Em relação à sucessão nas propriedades rurais, em apenas 25,3% das propriedades há algum membro do grupo familiar que pretende dar continuidade à propriedade rural. Destas, 82% - correspondendo a 20,7% da amostra – pertencem a agricultores satisfeitos com as atuais condições da propriedade. Quanto aos agricultores insatisfeitos com as condições da propriedade, 89,7% - representando 40,7% da amostra - não tem sucessor familiar para suas propriedades.

De acordo com Matte et al (2014), a saída dos jovens pode provocar mudanças quanto à continuidade das propriedades. Alguns estudos sobre a sucessão em propriedades têm mostrado uma crescente dificuldade dos pais em encontrar um familiar sucessor. Particularmente, o que vem chamando a atenção é a possibilidade de não ocorrer a sucessão familiar nestas propriedades, sujeitando-as à incorporação por outras propriedades ou transferência a novos proprietários. Entre os principais fatores que dificultam a continuação dos familiares de agricultores nas atividades agrícolas, destacam-se: a ausência de perspectivas de uma vida melhor; a falta de capital para investimentos; a falta de novas oportunidades; e terra suficiente para o cultivo de forma rentável.

Ao comentarem sobre os motivos da falta de sucessores familiares para as propriedades rurais, um dos agricultores afirmou que "São muitas as dificuldades enfrentadas na agricultura [...] os filhos estão buscando outras alternativas.
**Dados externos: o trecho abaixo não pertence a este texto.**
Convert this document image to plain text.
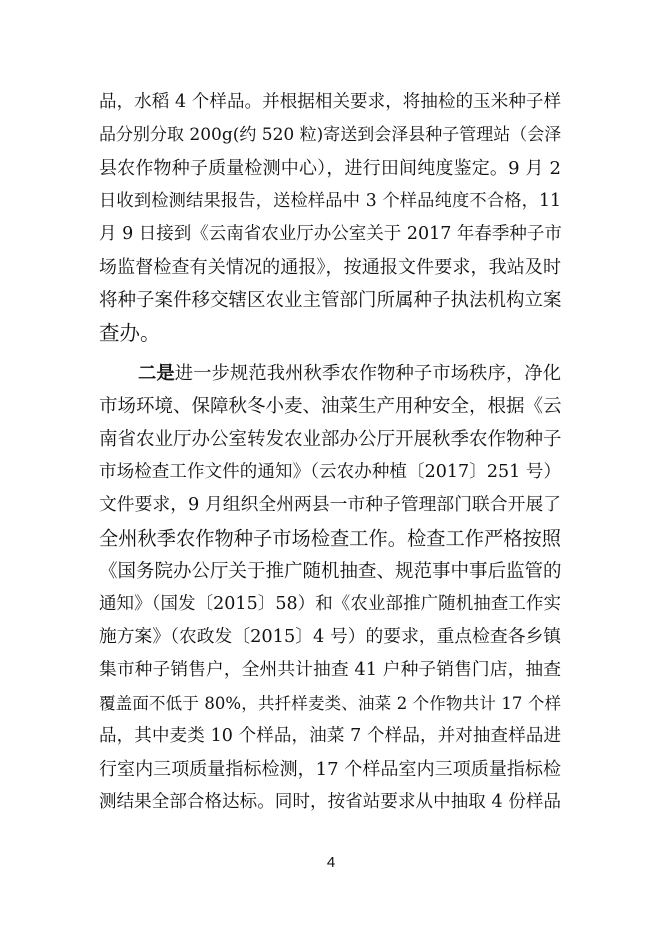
品，水稻 4 个样品。并根据相关要求，将抽检的玉米种子样
品分别分取 200g(约 520 粒)寄送到会泽县种子管理站（会泽
县农作物种子质量检测中心），进行田间纯度鉴定。9 月 2
日收到检测结果报告，送检样品中 3 个样品纯度不合格，11
月 9 日接到《云南省农业厅办公室关于 2017 年春季种子市
场监督检查有关情况的通报》，按通报文件要求，我站及时
将种子案件移交辖区农业主管部门所属种子执法机构立案
查办。
二是进一步规范我州秋季农作物种子市场秩序，净化
市场环境、保障秋冬小麦、油菜生产用种安全，根据《云
南省农业厅办公室转发农业部办公厅开展秋季农作物种子
市场检查工作文件的通知》（云农办种植〔2017〕251 号）
文件要求，9 月组织全州两县一市种子管理部门联合开展了
全州秋季农作物种子市场检查工作。检查工作严格按照
《国务院办公厅关于推广随机抽查、规范事中事后监管的
通知》（国发〔2015〕58）和《农业部推广随机抽查工作实
施方案》（农政发〔2015〕4 号）的要求，重点检查各乡镇
集市种子销售户，全州共计抽查 41 户种子销售门店，抽查
覆盖面不低于 80%，共扦样麦类、油菜 2 个作物共计 17 个样
品，其中麦类 10 个样品，油菜 7 个样品，并对抽查样品进
行室内三项质量指标检测，17 个样品室内三项质量指标检
测结果全部合格达标。同时，按省站要求从中抽取 4 份样品
4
Além disso, é muito difícil, precisa trabalhar muito e tem pouco retorno." Alguns agricultores mencionaram que o tamanho da propriedade e a falta de incentivos para a permanência dos jovens na agricultura são fatores que influenciam na decisão da não sucessão. Esta situação corrobora resultados apontados por Altmann, Mior e Zoldan (2008), Matte, et al (2014).

O desinteresse dos jovens em continuar com as atividades na agricultura familiar tem diversas origens. Nos diálogos intrafamiliares raramente são abordados temas de natureza sucessória (SILVESTRO et al, 2001). Stropasolas (2006) relaciona os fatores de natureza cultural, como dificuldades dos pais aceitarem ideias novas dos filhos, a baixa participação dos filhos nas tomadas de decisões inerentes à propriedade, a falta de autonomia financeira dos filhos, a sobrecarga de trabalho, e pouca liberdade em termos de mobilidade espacial principalmente para as filhas.

Nas propriedades em que há algum sucessor, os fatores apontados como influenciadores da decisão são: a propriedade é boa e bem organizada; a vida no campo é mais tranquila que na cidade; os filhos gostam da atividade agrícola. Embora, paradoxalmente, a falta de estudo na família também é um dos motivos apontados pelo interesse na sucessão da propriedade, os principais fatores evidenciam que os agricultores relacionados a estas propriedades têm alguma perspectiva favorável para suas profissões.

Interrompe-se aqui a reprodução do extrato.